The Castan Centre for Human Rights Law’s Joanna Kyriakakis presents an overview of the issues at play in the Kiobel case, as well as future avenues for corporate liability advocates should the Supreme Court rule in Shell’s favour.
“Comments by plaintiff lawyer, Paul Hoffman, in a panel conversation the day after the hearing indicate that, whatever the outcome in this case, they will continue to pursue corporations implicated in human rights abuses through US judicial avenues. One option already noted would be to litigate individual corporate executives. In many respects, this option may be less appealing to the business world.”
Rich get richer
UC Berkeley’s Emmanuel Saez presents new figures suggesting these are good times for America’s “one percent”.
“In 2010, average real income per family grew by 2.3% but the gains were very uneven. Top 1% incomes grew by 11.6% while bottom 99% incomes grew only by 0.2%. Hence, the top 1% captured 93% of the income gains in the first year of recovery. Such an uneven recovery can help explain the recent public demonstrations against inequality. It is likely that this uneven recovery has continued in 2011 as the stock market has continued to recover. National Accounts statistics show that corporate profits and dividends distributed have grown strongly in 2011 while wage and salary accruals have only grown only modestly.
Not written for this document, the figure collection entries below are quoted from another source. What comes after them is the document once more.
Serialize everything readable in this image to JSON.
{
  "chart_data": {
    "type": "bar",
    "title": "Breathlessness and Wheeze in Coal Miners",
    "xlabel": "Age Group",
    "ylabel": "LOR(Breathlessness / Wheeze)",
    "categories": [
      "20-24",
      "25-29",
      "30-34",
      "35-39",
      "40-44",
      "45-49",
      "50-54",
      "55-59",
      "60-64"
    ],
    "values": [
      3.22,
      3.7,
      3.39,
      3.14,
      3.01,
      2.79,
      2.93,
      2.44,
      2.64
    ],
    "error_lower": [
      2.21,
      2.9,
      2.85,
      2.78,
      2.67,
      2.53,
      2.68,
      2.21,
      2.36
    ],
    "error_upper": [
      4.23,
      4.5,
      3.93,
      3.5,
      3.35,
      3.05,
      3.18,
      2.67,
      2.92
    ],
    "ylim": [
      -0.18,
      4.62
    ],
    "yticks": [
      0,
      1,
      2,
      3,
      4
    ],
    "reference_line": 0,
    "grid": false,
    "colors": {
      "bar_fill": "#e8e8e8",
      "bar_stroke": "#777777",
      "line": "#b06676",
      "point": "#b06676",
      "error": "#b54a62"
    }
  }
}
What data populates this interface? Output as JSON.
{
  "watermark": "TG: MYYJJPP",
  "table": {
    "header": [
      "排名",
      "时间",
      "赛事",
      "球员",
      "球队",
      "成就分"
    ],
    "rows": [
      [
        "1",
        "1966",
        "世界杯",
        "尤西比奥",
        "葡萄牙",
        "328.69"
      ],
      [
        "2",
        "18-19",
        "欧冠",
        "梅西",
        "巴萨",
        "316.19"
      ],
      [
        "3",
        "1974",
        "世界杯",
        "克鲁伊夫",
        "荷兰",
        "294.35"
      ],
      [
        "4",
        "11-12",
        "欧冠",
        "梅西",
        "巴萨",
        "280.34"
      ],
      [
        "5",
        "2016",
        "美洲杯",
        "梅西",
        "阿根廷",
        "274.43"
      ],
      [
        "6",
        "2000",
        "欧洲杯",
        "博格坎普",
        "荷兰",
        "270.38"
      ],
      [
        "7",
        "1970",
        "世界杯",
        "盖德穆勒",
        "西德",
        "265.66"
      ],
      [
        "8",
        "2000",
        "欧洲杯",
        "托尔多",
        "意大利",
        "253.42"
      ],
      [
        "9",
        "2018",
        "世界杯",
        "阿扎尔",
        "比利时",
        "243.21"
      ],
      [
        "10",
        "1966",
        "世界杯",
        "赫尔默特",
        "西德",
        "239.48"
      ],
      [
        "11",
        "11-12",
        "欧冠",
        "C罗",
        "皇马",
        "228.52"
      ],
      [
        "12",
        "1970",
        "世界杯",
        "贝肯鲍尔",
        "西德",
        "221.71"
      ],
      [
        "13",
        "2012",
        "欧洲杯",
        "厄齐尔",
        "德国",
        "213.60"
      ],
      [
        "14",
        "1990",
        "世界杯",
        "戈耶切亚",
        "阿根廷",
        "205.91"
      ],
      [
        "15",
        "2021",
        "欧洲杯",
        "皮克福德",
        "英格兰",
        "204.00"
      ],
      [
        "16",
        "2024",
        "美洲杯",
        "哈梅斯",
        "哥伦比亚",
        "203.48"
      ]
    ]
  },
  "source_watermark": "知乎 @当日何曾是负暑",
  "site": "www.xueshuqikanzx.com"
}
Unemployment and non-employment have remained high in 2011.”
In defense of social unrest
In a Q&A with Inter Press Service, former UN Conference on Trade and Development head Rubens Ricupero speaks approvingly of how “dissatisfaction” drives history.
“I hope this movement demanding change will modify not only the internal economies of countries, in the sense of moving away from that market fundamentalism, but that it will also change the institutions that have represented that fundamentalist spirit.
And in order for that to happen, the central role has to be played by people around the world – not only in the (developing) South – who are aware of the problem, that it is not possible to continue with an organisation that foments the growth of inequality.”
World Bank non-leadership
Following close on the heels of Columbia University economist Jeffrey Sachs’s open application to become the next World Bank president, New York University’s William Easterly spells out how he would not run the international financial institution.
“I would not lead the World Bank by perpetuating the technocratic illusion that development is something ‘we’ do to ‘them.’ I would not ignore the rights of ‘them.’ If the New York Times should happen to report on the front page that a World Bank-financed project torched the homes and crops of Ugandan farmers, I would not stonewall the investigation for the next 165 days, 4 hours, 37 minutes, and 20 seconds up to now.”
Aid on the Edge of Chaos’s Ben Ramalingam argues the World Bank must stop being a “Development Church” that promotes economic dogma if its client countries are ever going to be “intellectually in the driver’s seat.”
“[Former World Bank staffer David] Ellerman argues that in the face of these Official Views, adverse opinions and critical reasoning tend to give way to authority, rules and bureaucratic reasoning shaped by the hierarchies within the organisation. Moreover, these Official Views “short-circuit” and bypass the active learning capability of national and local actors, and substitute the authority of external agencies in its place.”